Strong signal for reading, writing, and argument — the core skills for law school, policy, journalism, and management consulting. DC has the highest concentration of poli-sci jobs (think tanks, government, lobbying, consulting) in the country. Internships on the Hill or at agencies are competitive but open doors fast.
Wide variance in outcomes. Poli-sci grads who skip internships, don't network in DC, and don't apply to law school often end up underemployed in retail or admin work. The "what do you do with a poli-sci degree?" question is real — it's a framework major, not a skill major. Plan the first 3 moves from freshman year.

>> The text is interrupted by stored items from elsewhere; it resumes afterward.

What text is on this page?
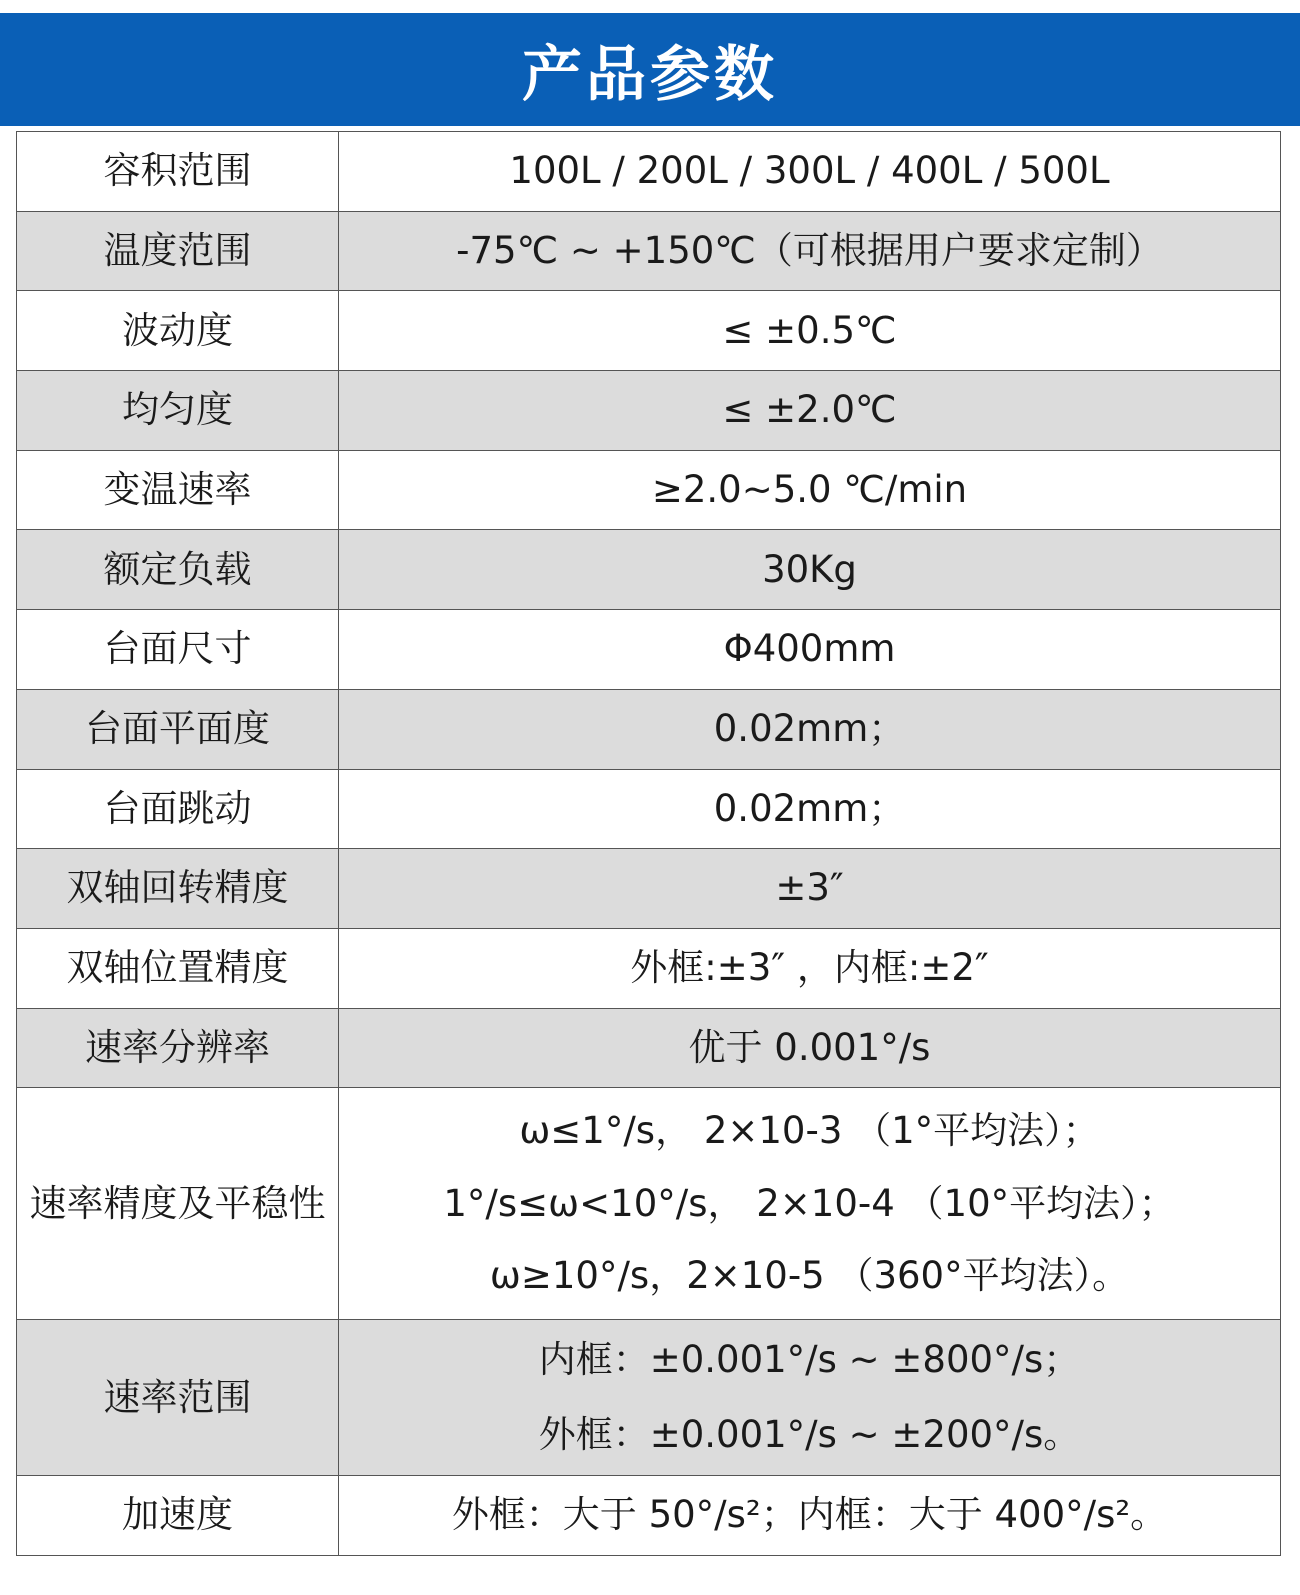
产品参数
容积范围	100L / 200L / 300L / 400L / 500L

温度范围	-75℃ ~ +150℃（可根据用户要求定制）

波动度	≤ ±0.5℃

均匀度	≤ ±2.0℃

变温速率	≥2.0~5.0 ℃/min

额定负载	30Kg

台面尺寸	Φ400mm

台面平面度	0.02mm；

台面跳动	0.02mm；

双轴回转精度	±3″

双轴位置精度	外框:±3″ ，内框:±2″

速率分辨率	优于 0.001°/s

速率精度及平稳性	ω≤1°/s， 2×10-3 （1°平均法）；
1°/s≤ω<10°/s， 2×10-4 （10°平均法）；
ω≥10°/s，2×10-5 （360°平均法）。

速率范围	内框：±0.001°/s ~ ±800°/s；
外框：±0.001°/s ~ ±200°/s。

加速度	外框：大于 50°/s²；内框：大于 400°/s²。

Law school ($200k+ salaries from top firms, but $150–300k tuition risk). Management consulting from a target school. Tech policy at big tech ($150–200k for mid-career). Foreign Service Officer ($60–180k, stable, global, need to pass FSOT). The highest-money poli-sci grads are lawyers, consultants, or policy-at-tech hybrids.
AI is eating policy memo drafting, research assistant work, and generic legal research. What survives: courtroom advocacy, legislative strategy, political judgment, relationship-heavy work (lobbying, fundraising, client management). The hollowing-out of entry-level white-collar work hits poli-sci grads hard if they don't have a second skill.